A new species of grass snake has been identified in Europe. This barred grass snake is scientifically named as Natrix Helvetica and was identified following genetic analysis of more than 1,600 grass snakes, including specimens stored in scientific museum. After this new finding, the number of European grass snakes species has increased to four.
The grass snakes are non-poisonous reptiles and are found in large numbers in Europe. In fact, they are among the widespread snakes in Europe.
According to Uwe Fritz, Director of the Senckenberg Natural History Collections in Germany, the newly identified “barred grass snake is widely distributed throughout Great Britain, Switzerland, Italy and France, and also occurs in the western part of Germany.”
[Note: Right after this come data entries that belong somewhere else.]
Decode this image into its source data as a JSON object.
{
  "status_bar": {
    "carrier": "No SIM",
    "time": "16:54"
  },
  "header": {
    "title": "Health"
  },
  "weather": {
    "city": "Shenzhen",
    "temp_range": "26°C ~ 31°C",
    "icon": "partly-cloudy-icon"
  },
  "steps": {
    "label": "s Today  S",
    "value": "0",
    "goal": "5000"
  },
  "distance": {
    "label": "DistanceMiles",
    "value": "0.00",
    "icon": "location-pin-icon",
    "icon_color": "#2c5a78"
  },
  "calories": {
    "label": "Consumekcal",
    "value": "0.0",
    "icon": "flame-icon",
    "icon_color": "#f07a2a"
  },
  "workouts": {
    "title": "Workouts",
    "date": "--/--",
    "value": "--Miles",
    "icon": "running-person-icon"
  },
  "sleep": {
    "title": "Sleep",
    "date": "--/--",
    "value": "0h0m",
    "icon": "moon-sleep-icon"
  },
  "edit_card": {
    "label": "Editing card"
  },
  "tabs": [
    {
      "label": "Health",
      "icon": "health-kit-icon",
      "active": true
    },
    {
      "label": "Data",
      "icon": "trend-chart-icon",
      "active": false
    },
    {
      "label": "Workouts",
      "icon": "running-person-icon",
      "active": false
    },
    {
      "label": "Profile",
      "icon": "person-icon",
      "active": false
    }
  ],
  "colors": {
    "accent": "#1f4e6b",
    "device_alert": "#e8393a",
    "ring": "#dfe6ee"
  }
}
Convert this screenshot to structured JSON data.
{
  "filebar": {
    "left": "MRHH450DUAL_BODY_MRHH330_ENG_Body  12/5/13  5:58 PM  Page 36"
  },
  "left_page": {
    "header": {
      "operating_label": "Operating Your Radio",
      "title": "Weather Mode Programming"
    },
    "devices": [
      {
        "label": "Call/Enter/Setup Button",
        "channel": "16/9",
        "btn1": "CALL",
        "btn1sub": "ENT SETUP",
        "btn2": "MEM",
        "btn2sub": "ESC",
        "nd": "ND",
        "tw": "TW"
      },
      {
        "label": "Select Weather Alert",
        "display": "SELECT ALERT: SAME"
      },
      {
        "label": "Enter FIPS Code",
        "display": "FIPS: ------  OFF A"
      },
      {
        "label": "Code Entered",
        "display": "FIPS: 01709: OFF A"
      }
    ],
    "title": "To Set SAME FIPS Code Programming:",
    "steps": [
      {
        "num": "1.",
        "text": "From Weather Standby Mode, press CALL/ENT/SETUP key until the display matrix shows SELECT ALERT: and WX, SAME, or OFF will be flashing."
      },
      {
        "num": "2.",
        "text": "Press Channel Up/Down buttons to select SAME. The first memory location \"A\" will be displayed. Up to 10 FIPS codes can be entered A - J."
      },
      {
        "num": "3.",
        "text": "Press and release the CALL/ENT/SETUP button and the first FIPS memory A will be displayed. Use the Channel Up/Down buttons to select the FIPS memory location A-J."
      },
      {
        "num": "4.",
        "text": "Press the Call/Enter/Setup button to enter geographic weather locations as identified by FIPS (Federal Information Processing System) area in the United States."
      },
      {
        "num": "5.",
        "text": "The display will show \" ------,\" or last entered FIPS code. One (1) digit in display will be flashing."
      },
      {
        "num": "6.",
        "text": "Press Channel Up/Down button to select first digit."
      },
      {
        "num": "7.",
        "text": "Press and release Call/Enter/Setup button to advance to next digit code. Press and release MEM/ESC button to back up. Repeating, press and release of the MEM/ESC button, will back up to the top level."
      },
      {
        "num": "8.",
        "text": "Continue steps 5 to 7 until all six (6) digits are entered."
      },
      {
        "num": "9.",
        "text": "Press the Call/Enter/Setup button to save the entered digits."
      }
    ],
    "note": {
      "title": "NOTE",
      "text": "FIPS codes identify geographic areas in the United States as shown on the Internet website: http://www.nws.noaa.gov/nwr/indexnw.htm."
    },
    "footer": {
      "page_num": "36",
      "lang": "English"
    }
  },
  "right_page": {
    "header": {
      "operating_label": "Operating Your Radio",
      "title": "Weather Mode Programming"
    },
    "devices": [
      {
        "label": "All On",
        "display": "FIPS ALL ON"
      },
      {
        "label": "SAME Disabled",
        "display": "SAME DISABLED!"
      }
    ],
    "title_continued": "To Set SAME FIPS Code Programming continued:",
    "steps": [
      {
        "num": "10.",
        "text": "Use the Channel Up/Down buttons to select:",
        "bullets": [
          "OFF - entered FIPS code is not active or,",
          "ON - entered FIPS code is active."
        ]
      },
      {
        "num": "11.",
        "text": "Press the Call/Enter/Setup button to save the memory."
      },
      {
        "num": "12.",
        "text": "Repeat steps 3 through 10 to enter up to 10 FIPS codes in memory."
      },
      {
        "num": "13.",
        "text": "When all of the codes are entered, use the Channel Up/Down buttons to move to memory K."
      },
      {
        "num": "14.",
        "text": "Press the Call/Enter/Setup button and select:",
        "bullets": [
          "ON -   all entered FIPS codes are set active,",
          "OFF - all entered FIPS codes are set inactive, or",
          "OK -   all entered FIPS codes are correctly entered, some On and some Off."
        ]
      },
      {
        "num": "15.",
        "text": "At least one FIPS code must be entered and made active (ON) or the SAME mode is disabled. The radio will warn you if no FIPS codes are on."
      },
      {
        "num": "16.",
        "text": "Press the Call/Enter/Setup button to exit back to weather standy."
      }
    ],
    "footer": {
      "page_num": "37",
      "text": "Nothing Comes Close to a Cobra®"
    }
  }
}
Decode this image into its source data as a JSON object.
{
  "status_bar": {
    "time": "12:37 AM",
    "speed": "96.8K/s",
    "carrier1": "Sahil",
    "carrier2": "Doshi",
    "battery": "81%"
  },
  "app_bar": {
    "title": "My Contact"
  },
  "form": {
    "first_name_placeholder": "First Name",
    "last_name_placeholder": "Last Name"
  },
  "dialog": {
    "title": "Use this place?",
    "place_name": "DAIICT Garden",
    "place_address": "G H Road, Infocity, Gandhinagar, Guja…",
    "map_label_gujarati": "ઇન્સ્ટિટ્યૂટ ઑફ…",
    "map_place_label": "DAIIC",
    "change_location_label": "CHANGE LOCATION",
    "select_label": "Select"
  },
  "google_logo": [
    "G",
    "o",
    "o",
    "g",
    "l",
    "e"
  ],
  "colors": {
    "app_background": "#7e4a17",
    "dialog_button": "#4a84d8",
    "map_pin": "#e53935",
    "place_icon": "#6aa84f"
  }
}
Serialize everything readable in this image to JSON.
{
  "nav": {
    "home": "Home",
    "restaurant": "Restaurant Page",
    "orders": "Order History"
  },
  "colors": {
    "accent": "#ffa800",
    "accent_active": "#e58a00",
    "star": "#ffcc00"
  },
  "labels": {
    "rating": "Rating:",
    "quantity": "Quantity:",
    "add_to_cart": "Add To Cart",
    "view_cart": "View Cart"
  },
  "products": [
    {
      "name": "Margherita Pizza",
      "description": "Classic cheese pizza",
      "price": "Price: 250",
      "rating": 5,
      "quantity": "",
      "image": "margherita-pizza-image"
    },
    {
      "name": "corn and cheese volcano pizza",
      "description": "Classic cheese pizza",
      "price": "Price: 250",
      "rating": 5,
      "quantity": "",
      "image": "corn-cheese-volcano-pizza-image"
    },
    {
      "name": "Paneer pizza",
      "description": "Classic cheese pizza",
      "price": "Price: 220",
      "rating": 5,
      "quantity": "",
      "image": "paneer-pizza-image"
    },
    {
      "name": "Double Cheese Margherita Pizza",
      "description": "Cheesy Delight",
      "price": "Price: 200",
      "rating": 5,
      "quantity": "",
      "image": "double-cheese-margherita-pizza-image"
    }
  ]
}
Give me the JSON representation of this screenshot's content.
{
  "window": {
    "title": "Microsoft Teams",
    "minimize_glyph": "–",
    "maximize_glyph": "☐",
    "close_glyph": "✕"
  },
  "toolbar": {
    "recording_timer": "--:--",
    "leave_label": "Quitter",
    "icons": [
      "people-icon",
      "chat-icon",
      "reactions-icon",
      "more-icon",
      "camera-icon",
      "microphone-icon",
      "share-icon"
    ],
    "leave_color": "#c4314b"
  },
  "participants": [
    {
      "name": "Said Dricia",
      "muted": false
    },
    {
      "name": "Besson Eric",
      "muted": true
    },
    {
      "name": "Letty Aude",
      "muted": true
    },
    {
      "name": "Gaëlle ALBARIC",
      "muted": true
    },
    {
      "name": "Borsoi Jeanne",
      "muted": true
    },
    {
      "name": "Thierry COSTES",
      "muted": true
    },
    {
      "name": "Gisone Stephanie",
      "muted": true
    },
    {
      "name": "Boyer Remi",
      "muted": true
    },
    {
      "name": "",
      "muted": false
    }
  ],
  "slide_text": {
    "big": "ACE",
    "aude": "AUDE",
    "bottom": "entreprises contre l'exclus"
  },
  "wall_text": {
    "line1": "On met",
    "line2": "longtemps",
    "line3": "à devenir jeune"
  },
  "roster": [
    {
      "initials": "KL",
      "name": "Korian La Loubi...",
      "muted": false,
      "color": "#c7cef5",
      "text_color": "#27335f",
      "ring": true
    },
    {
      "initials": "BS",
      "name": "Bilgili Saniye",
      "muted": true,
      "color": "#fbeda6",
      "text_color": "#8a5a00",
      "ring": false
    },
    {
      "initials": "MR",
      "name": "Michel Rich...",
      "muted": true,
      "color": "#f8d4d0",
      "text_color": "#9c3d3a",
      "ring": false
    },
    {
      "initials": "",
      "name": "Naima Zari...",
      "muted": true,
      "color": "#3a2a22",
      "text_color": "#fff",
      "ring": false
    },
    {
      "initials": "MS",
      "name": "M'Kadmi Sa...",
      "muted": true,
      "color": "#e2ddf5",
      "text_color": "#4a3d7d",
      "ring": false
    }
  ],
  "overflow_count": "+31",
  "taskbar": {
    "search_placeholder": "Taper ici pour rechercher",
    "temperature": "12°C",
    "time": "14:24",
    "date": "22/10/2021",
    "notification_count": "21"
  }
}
Fritz says the team “studied two areas where different genetic lineages of the grass snake come into contact” and “discovered that the barred grass snake, previously considered a subspecies, is in fact a distinct species (Natrix helvetica).” Researchers closely examined two “contact zones” of grass snakes—of located in Rhine region and other extending from Central Germany down to the southern Balkans. Scientists consider such contact zones as natural laboratories for evolution simply because these zones allow the study of speciation and hybridization.
According to Fritz, the new finding shows that old collections in museums can be highly valuable.
The detailed findings of the study have been published in the journal Scientific Reports.